The uptake rate of SCREENIVF was 78-80%. One-third of the responders were found to be at risk for emotional maladjustment, which was comparable with previous studies using SCREENIVF. Of 27 non-responders to SCREENIVF, 41% explained non-response by 'no actual need for psychological help' and 19% forgot to complete the screening. The response rate to the process evaluation was 43% (n = 91). Of these, 90% found the screening was useful, and almost all patients were positive about the SCREENIVF questionnaire. Furthermore, 93% recognized themselves in the risk profile based on SCREENIVF. Of the patients at risk, 21% reported planning to seek professional help, but 46% of the at-risk patients experienced travelling distance as an obstacle to seek psychological help. We concluded that screening patients for emotional risk factors is feasible. In future, psychosocial care offered by the Internet may be promising in meeting the barrier of travelling distance.

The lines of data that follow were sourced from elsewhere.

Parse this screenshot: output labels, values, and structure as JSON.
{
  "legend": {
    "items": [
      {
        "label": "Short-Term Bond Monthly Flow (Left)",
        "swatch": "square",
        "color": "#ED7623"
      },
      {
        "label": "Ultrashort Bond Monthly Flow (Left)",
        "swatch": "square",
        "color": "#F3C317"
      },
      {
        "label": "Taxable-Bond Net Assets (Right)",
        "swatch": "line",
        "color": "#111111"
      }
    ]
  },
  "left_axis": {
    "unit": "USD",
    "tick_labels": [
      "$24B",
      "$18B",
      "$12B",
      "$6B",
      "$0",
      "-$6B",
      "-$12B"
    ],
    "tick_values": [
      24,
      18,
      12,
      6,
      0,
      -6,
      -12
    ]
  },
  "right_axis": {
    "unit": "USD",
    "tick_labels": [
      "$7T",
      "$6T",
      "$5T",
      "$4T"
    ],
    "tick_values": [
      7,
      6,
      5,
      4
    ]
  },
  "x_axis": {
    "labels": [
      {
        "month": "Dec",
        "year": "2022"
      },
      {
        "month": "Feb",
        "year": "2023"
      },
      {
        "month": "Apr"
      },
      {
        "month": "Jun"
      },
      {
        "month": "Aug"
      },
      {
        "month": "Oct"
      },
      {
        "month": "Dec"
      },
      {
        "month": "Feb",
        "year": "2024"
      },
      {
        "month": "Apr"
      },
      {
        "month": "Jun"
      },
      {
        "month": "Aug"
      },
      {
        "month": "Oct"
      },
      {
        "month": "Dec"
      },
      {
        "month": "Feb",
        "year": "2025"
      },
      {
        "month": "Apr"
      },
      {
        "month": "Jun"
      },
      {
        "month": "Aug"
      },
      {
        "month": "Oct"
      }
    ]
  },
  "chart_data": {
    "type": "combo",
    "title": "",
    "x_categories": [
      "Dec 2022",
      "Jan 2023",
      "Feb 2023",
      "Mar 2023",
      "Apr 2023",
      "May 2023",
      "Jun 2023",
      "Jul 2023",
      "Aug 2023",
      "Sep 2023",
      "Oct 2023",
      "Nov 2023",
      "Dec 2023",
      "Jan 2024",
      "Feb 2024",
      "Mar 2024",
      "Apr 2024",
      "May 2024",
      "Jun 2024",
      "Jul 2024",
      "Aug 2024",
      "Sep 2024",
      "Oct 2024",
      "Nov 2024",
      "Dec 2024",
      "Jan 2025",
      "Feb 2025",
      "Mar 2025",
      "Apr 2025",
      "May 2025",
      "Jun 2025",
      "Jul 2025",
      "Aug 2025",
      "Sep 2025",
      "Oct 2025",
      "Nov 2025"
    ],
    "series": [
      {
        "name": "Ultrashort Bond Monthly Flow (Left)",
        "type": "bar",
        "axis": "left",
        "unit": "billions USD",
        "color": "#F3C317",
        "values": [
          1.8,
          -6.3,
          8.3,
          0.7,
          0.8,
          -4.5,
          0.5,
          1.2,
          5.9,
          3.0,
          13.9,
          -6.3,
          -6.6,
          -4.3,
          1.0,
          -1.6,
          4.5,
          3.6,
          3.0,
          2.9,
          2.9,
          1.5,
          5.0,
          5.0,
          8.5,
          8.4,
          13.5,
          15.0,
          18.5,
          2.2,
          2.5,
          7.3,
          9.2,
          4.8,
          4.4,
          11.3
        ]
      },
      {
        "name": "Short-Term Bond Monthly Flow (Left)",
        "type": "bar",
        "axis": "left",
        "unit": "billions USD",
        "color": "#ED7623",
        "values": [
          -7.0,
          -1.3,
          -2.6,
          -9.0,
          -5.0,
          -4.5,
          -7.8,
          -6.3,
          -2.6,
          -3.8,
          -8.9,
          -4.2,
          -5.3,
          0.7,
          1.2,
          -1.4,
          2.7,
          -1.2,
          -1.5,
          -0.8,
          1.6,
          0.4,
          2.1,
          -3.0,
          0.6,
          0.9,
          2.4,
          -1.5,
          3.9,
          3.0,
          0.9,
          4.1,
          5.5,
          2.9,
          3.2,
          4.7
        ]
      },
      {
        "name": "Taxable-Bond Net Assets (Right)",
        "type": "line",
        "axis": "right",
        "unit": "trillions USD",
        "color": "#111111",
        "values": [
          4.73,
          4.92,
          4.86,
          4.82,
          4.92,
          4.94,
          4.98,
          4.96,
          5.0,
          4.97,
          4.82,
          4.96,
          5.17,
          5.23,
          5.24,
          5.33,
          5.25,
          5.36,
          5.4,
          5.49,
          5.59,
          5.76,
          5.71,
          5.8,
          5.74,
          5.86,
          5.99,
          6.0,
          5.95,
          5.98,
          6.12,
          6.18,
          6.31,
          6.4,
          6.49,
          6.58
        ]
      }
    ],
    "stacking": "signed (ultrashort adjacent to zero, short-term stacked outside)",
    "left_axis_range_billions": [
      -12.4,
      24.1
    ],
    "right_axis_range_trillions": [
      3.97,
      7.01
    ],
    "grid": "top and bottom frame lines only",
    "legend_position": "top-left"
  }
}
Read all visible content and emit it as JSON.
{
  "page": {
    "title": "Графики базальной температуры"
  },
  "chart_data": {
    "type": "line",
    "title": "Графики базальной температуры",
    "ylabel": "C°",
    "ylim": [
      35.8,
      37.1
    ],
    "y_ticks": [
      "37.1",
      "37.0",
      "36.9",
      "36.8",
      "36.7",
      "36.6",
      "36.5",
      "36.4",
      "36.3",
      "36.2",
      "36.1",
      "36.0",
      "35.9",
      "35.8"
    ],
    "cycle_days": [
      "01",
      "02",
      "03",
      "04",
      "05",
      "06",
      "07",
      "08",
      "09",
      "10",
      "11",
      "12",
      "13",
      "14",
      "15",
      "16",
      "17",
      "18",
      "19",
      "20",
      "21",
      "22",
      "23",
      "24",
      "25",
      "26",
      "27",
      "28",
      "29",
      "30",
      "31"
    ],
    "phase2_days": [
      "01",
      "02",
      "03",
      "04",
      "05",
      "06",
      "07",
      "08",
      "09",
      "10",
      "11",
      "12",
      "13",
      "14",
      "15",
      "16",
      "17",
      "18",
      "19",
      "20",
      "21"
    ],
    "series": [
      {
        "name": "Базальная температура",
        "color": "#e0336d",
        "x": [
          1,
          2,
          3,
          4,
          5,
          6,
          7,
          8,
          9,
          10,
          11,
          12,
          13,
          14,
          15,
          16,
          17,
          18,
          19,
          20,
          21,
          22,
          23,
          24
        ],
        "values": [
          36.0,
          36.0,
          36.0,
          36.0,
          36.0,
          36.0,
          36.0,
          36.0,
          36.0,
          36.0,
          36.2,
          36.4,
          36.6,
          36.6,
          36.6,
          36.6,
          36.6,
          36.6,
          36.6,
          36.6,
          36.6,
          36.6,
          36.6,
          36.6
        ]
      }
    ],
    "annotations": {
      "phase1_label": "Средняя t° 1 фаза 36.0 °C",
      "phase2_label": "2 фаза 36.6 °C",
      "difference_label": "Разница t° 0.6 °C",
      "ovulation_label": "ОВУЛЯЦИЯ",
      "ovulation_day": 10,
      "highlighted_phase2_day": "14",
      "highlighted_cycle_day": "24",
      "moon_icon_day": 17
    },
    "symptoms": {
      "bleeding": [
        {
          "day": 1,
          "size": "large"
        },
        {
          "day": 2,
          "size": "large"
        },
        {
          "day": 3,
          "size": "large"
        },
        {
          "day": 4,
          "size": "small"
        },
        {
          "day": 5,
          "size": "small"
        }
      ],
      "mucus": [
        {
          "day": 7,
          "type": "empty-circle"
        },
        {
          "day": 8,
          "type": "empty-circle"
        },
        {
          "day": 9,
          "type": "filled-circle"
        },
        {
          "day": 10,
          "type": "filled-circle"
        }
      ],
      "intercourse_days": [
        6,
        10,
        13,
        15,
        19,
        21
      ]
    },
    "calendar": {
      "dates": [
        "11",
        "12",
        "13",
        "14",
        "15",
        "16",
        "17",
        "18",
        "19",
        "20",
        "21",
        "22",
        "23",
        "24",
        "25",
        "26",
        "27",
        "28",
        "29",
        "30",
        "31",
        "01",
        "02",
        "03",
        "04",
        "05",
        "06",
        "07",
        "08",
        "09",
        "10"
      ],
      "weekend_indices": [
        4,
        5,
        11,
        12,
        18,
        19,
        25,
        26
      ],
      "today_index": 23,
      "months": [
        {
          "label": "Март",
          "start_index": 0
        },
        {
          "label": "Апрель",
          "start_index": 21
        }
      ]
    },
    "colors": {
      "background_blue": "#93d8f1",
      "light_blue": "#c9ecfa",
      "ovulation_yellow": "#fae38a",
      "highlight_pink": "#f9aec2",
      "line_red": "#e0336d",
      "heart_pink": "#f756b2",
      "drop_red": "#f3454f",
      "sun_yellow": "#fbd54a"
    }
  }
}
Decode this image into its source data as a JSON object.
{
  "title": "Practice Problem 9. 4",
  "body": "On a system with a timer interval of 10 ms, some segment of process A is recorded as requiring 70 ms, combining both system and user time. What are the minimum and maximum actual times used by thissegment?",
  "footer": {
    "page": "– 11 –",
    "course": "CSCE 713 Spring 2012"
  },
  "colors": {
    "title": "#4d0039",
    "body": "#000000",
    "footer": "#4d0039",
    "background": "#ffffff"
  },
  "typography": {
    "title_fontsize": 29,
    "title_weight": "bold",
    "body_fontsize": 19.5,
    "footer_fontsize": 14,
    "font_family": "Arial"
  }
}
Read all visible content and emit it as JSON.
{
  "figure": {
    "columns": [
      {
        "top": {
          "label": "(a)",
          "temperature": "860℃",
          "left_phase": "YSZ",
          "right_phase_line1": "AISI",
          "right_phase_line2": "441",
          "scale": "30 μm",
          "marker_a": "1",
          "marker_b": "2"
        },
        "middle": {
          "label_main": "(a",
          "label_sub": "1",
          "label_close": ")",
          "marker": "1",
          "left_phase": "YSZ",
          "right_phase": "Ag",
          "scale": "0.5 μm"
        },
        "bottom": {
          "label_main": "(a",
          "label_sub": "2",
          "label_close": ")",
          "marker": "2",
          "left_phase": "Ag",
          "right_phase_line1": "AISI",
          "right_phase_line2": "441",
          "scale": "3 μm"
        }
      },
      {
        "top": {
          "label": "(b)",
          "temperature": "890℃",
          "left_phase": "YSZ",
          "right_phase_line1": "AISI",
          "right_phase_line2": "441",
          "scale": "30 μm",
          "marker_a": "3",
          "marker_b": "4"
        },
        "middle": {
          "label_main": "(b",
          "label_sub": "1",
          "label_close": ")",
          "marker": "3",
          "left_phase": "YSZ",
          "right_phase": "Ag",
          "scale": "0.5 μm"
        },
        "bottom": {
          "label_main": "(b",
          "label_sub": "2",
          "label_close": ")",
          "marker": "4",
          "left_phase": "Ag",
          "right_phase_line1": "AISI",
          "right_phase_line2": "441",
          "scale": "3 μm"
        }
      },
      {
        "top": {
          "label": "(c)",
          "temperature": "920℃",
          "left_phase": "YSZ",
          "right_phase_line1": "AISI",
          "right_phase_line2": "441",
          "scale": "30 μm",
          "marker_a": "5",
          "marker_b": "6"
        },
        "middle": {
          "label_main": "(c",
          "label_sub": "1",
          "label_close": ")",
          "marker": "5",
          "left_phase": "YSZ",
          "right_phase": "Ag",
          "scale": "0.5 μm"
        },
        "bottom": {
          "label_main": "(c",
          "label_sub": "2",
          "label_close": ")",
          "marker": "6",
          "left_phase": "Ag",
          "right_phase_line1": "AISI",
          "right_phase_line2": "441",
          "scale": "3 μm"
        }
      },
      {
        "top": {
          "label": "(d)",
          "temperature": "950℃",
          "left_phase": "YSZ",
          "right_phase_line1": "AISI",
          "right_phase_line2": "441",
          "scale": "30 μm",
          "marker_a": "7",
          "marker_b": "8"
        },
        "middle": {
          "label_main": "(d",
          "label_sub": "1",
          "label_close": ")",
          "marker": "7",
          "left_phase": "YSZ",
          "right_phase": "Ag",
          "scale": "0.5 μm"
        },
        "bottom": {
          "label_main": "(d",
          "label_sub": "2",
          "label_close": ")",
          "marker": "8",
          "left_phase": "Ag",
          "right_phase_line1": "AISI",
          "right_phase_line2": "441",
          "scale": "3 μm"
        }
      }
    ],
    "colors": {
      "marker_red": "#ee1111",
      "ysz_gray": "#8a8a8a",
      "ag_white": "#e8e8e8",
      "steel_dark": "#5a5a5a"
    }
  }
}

People were asked to fill in SCREENIVF for clinical purposes pretreatment. There might be a selection bias in the people who did not fill in SCREENIVF, which may be due to already existing psychological problems or language problems. The low response rate of the process evaluation questionnaire and the mono-centre evaluation may be confounders and may have influenced our analysis opportunities.
The generalizability of this data is unknown with respect to other ethnic groups. Furthermore, more research is needed to evaluate psychosocial factors in male partners. Future research should also focus on the barriers and facilitators for help-seeking behaviour.
There was no funding for this study and no conflict of interest.